IF YOUR COMPANY RELIES ON SEARCH, YOU MAY BE HEADING FOR TROUBLE

Am I Next? The Future of Search, Voice Search, SEO, Long-tail Keywords

Many companies rely on the major search engines to help them overcome the noise of the marketplace and to direct profitable traffic to their websites. Unfortunately, the search business is dominated by large companies behind such search engines as Google Bing, and Yahoo, Amazon, and Facebook who pretty much dictate their own terms of service, their sponsors and users be damned.

Now we are finding the search function once again changing in a significant way …
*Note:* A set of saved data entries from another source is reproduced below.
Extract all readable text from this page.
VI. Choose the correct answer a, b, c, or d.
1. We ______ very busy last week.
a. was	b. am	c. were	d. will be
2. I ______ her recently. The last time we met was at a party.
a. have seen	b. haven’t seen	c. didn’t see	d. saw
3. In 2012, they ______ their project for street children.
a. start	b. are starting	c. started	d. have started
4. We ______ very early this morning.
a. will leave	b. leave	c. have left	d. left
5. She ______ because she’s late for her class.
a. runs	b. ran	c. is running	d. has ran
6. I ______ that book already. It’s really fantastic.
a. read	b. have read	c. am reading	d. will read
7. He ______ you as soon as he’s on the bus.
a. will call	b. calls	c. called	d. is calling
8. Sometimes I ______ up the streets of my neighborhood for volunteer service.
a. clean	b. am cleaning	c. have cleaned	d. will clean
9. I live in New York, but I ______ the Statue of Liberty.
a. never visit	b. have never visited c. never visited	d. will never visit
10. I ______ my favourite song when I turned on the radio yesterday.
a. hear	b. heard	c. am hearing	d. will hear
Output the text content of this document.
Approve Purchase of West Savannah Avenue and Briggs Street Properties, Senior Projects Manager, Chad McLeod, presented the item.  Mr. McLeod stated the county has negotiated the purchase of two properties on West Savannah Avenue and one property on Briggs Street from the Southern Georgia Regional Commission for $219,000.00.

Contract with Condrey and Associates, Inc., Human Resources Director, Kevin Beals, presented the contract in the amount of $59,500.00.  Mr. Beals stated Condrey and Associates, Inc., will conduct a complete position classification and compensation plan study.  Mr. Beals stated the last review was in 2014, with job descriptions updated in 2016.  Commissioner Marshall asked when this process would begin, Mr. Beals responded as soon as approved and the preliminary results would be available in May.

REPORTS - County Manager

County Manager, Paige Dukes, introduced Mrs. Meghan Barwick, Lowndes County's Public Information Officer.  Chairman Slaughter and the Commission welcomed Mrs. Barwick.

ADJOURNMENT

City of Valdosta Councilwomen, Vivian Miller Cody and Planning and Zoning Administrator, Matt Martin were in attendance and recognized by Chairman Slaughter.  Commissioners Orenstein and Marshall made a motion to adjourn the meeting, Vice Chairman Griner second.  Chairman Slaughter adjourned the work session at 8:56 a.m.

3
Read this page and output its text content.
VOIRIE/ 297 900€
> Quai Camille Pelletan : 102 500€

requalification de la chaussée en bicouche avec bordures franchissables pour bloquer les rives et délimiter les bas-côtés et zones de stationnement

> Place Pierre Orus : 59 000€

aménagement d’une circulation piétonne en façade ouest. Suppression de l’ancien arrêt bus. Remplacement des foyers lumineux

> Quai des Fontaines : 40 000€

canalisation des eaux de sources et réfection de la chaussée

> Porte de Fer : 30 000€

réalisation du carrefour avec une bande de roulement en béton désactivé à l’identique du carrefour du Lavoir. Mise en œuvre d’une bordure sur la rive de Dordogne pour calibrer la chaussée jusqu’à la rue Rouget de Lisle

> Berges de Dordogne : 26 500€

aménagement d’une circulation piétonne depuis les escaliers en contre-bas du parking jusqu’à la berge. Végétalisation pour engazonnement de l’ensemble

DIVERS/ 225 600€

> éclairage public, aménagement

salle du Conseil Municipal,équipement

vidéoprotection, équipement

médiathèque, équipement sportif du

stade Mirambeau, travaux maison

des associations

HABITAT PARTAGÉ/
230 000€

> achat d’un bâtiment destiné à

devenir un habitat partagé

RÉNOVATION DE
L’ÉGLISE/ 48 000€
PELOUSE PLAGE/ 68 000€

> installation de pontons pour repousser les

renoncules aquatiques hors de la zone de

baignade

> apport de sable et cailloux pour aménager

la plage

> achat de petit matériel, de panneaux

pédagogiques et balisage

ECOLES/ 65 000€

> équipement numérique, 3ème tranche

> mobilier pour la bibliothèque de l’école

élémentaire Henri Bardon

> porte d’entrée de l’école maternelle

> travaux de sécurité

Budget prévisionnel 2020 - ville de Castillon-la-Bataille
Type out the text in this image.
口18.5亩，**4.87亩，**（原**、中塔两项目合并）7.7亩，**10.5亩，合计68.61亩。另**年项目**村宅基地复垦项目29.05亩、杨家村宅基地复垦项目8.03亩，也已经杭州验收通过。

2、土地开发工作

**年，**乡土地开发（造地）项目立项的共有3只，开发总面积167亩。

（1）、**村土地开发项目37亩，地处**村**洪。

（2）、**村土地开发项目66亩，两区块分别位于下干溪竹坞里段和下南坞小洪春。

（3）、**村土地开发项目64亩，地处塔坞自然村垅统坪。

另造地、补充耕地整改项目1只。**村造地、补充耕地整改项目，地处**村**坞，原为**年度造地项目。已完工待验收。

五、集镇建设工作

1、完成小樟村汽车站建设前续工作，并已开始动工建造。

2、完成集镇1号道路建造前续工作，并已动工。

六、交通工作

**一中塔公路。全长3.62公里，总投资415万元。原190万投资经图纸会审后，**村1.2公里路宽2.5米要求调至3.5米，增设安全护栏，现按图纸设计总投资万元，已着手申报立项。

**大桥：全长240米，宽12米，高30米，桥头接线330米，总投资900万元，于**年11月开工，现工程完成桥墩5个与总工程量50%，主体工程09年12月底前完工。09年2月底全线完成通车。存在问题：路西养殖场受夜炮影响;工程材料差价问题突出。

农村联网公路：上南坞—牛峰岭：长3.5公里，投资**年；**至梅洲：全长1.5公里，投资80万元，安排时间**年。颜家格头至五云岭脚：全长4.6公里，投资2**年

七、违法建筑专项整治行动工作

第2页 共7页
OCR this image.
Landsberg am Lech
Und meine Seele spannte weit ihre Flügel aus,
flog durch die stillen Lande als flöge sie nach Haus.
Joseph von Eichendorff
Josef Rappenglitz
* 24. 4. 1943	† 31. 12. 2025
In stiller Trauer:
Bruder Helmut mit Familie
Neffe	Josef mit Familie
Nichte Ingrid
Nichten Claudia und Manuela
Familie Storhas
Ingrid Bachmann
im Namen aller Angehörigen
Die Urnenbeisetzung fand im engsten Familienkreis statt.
  • The first change was moving from pure search to keyword stuffing and those who claimed that they could game the system using SEO, search engine optimization.
  • The second change was moving from keyword stuffing to content analysis and affiliated links.
  • The third change was moving from content analysis to user analysis and content presentation. 
  • The fourth change was moving to smaller form factors, tablets, and mobile devices and away from the desktop environment. Casting screens from small devices to larger displays is just becoming a reality.
  • And now, we are seeing the implementation of voice search with its own particular semantic demands. Especially with words that sound the same.

ASK YOURSELF

Is your organization capitalizing on the incorporation of question words (who, what, why, when, where, and how) into your searchable content? Or will you be left behind when someone asks a tabletop device to perform a voice search?

Are you using “Microdata” – the facility that allows the placement of descriptive metadata into standard content? Is your organization even aware of Microdata and how search engines are using this information to provide a richer user experience?

Do you have a feature and keyword-rich FAQ that allows a much denser packing of keywords than most regular web pages or blog posts?

Do you understand “long-tail” keywords and how to incorporate them into your presentation materials?

How with this affect your discovery efforts, sales, and marketing? Will the impact be sufficient to cost market share, revenue, and jobs?